One way to look at the impact this will have on global economies is through support ratios. A country’s support ratio is the ratio of its working age population (15-64 years) to its old-age population (65+ years). It reflects how many workers “support” – via an economy’s social support system – old people.
The global support ratio has steadily fallen, from 12:1 in 1950, to 8:1 in 2013. In developed economies it stood at 4:1 in 2013. Meanwhile, fewer new workers are entering the workforce. The support ratio in developed economies is expected to fall to 2:1 by 2050.
Some economies are hitting a critical point this year when for the first time since 1950, the number of people aged 15-64 will decline in absolute terms. The workforces in Japan, Italy, and Germany have already started to shrink. Japan may see its labour supply shrink by 1/3 by 2050. Since doubling in size over the 45 years ended last year, China’s labour supply likely began to shrink in 2015.
What happens to growth?
From 1964 to 2014, global GDP grew by about 500 percent. That growth was fueled by major increases in productivity and rapid growth in the workforce.
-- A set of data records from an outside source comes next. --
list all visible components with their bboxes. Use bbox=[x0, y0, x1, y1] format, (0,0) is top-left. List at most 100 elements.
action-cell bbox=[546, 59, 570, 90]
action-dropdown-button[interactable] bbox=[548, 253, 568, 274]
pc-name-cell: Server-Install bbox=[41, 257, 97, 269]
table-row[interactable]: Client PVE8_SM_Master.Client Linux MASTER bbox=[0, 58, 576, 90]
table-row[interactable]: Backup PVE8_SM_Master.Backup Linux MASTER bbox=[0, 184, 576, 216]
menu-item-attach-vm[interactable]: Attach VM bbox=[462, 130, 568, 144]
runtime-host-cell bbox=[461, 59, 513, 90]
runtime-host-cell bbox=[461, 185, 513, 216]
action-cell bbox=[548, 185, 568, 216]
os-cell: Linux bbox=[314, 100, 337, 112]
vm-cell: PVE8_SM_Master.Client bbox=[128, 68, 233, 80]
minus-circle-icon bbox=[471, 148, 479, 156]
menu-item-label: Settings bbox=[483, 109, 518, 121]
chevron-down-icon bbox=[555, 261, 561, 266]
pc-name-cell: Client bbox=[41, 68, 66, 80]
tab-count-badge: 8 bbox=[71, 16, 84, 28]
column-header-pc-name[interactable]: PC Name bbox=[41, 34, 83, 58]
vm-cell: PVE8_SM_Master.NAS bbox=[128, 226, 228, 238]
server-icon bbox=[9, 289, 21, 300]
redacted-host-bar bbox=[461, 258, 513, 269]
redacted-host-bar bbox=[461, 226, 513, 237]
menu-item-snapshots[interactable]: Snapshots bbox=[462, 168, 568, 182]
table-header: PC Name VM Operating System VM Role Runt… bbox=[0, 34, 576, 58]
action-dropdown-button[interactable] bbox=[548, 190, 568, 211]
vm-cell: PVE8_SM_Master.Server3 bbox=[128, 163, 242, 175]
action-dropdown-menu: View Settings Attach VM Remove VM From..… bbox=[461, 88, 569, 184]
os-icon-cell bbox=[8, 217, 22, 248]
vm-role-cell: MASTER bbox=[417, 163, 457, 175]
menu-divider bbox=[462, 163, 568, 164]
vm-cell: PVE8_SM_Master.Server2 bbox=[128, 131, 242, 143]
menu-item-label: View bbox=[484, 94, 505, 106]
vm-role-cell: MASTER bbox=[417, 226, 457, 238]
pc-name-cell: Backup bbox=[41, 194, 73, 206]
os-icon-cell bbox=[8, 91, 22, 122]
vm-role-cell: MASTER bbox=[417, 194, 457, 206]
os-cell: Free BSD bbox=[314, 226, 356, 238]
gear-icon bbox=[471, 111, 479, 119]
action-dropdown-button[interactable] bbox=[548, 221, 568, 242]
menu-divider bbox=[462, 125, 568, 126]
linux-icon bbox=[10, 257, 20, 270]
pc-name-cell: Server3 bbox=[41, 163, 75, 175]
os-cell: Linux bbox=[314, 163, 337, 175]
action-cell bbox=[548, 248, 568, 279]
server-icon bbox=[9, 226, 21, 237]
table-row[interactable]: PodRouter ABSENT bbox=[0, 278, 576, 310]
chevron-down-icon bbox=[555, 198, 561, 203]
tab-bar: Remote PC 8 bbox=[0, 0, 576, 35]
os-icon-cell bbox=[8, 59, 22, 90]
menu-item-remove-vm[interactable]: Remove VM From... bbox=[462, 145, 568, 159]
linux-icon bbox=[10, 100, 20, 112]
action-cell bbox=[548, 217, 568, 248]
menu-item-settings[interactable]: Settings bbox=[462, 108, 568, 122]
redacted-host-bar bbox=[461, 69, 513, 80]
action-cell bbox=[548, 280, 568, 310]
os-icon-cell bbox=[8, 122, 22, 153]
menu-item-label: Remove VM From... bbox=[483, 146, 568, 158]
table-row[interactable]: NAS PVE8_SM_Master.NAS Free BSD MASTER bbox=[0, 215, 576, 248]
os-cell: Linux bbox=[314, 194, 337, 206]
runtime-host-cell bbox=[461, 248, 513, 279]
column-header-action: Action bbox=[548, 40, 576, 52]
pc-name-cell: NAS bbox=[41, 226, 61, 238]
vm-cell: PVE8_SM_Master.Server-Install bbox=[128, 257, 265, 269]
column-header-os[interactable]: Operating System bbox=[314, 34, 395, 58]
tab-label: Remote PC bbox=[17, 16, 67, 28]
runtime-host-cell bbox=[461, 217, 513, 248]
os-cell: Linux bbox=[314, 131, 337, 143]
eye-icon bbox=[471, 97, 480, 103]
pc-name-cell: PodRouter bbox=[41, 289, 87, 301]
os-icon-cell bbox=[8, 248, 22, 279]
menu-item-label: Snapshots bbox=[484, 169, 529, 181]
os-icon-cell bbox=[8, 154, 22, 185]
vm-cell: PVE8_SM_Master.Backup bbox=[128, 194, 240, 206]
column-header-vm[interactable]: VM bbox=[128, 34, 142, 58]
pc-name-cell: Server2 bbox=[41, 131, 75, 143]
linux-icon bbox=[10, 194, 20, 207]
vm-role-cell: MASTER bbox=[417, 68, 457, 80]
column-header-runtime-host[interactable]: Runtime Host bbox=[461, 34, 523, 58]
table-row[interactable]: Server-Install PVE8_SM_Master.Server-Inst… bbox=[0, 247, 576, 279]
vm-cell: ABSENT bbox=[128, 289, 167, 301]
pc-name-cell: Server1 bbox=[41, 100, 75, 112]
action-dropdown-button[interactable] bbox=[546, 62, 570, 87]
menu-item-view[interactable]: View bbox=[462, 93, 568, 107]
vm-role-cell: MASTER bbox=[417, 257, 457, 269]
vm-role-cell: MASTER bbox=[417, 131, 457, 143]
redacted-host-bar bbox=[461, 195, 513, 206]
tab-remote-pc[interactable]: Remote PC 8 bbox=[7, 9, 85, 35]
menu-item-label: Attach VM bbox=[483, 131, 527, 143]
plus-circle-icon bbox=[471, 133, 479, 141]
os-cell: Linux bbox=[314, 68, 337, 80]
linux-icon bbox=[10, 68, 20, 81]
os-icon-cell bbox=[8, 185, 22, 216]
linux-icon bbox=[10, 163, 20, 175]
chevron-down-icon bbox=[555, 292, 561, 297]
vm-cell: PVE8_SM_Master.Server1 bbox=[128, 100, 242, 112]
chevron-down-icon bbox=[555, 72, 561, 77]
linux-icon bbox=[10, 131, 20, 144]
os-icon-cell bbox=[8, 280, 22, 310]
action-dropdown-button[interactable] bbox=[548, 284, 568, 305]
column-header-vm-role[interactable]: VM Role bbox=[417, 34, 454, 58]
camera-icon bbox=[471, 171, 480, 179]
But global GDP growth will struggle as the labour pool starts to shrink, and as productivity growth declines.
Management consultants McKinsey & Company suggest that average global economic growth will fall to 2.1 percent over the next 50 years, compared to 3.5 percent in the previous 50 years. During that time, growth in productivity and labour contributed roughly equally to economic growth. But they forecast that labour growth will nearly vanish as a source of economic growth, as shown in the figure below. And given current trends, predicting that productivity growth will make up the difference is very optimistic.
Is there anything good in this huge demographic shift? Although the labour force will be increasingly burdened by supporting a larger number of old people, it will also support fewer children. In addition, savings may build up leading to more possibilities for investment.
Also, slowing labour and productivity growth may force companies and governments to search for innovative new ways to drive economic growth. New policies and approaches – particularly focused on technological changes, robotics and artificial intelligence – may further improve the quality of life as the global economy finds its way.
But it’s hard to find a silver lining. And lower growth will become a new normal in coming years.